Zwiespältige Helden: »The Rescue« von Dante Lam

Mehr oder weniger staatstragend

Wie die aktuellen Katastrophen den Blick auf das Programm der Fantasy Filmfest Nights ändern

So langsam pendelt sich das Leben wieder so ein, wie man das noch aus den Jahren vor 2020 erinnert. Was natürlich auch bedeutet, dass Festivals wieder an ihre gewohnten Termine zurückkehren, wie nun die Fantasy Filmfest Nights. Andererseits kann man auch nicht behaupten, wieder in mehr oder weniger normalen Zeiten zu leben: Es ist Krieg, was einen auf einige Filme der Auswahl besonders prüfend blicken lässt.

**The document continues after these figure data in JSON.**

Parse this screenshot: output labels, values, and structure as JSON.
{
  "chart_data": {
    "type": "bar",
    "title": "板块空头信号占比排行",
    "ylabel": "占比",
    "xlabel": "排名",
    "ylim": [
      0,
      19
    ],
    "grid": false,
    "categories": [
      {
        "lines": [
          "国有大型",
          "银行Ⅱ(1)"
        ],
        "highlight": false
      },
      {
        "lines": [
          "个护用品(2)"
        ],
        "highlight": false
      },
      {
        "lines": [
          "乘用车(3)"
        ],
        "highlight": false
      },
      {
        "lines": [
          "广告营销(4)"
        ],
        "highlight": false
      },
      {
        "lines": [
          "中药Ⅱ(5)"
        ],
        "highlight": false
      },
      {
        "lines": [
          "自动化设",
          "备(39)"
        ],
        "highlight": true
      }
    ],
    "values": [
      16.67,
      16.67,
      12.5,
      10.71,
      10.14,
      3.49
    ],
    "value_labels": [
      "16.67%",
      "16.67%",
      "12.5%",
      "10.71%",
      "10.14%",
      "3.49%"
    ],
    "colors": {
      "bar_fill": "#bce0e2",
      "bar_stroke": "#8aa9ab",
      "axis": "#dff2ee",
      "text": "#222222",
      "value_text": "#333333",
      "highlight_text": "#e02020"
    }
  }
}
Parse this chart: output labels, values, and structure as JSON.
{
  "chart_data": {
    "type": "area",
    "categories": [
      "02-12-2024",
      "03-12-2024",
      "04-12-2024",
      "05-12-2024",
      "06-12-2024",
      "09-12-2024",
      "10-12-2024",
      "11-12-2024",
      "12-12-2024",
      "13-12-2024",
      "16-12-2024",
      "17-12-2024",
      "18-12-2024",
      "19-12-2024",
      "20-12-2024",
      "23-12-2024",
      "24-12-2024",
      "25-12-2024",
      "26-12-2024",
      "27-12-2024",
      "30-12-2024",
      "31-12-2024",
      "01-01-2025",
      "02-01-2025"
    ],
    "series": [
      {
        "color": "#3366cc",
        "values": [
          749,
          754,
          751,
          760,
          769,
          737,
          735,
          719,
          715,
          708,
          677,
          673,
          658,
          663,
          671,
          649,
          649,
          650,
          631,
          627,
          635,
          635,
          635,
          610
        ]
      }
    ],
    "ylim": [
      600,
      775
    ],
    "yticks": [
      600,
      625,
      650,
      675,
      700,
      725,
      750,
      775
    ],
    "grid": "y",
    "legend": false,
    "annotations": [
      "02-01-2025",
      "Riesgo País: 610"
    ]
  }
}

Allen voran Dante Lams »The Rescue«. Es ist überhaupt erst einmal überraschend, dass das ansonsten stets um den letzten Schrei und die frischeste Ware bemühte Festival einen rund zwei Jahre alten Film zeigt — Lam hat seither gemeinsam mit Chen ­Kaige und Tsui Hark zwei der ­massivsten Action-Großspektakel zum 70. Jahrestag des Ausbruchs des Koreakriegs co-inszeniert: »The Battle at Lake Changjin« (2021) und »Water Gate Bridge« (2022), sowie einen Auftragskurzkurzfilm zur Ehrenrettung der, in ihrem ­Ansehen nach den Protesten der Jahre 2019-21 schwer angeschlagenen, Hongkonger Polizei. Will ­sagen: Lam ist mittlerweile in die Konfektion patriotischer Filme gegangen (in China werden sie »Hauptmelodie«-Filme genannt), wie so einige andere Action-Regisseure aus Hongkong.

»The Rescue« entstand ebenfalls mit dem Anliegen, die Arbeit einiger Staatsdiener so zu zeigen, dass man sieht, wie gut organisiert die Institutionen der Volksrepublik sind — in diesem Fall die erst 2013 gegründete Küstenwache. Deren reale politische Rolle ist ziemlich ambivalent, da sie unter anderem für beständige Unruhe, Kleinkonflikte, eine Atmosphäre dauerhafter Bedrohung im Südchinesischen Meer sorgt. Es sind also diejenigen, die eine wahrscheinlich besonders prononcierte Rolle spielen werden, falls die Volksrepublik, ermutigt durch Russlands Einmarsch in die Ukraine, nun Ernst machen sollte mit dem Versuch, die Republik China, also: Taiwan, zu erobern.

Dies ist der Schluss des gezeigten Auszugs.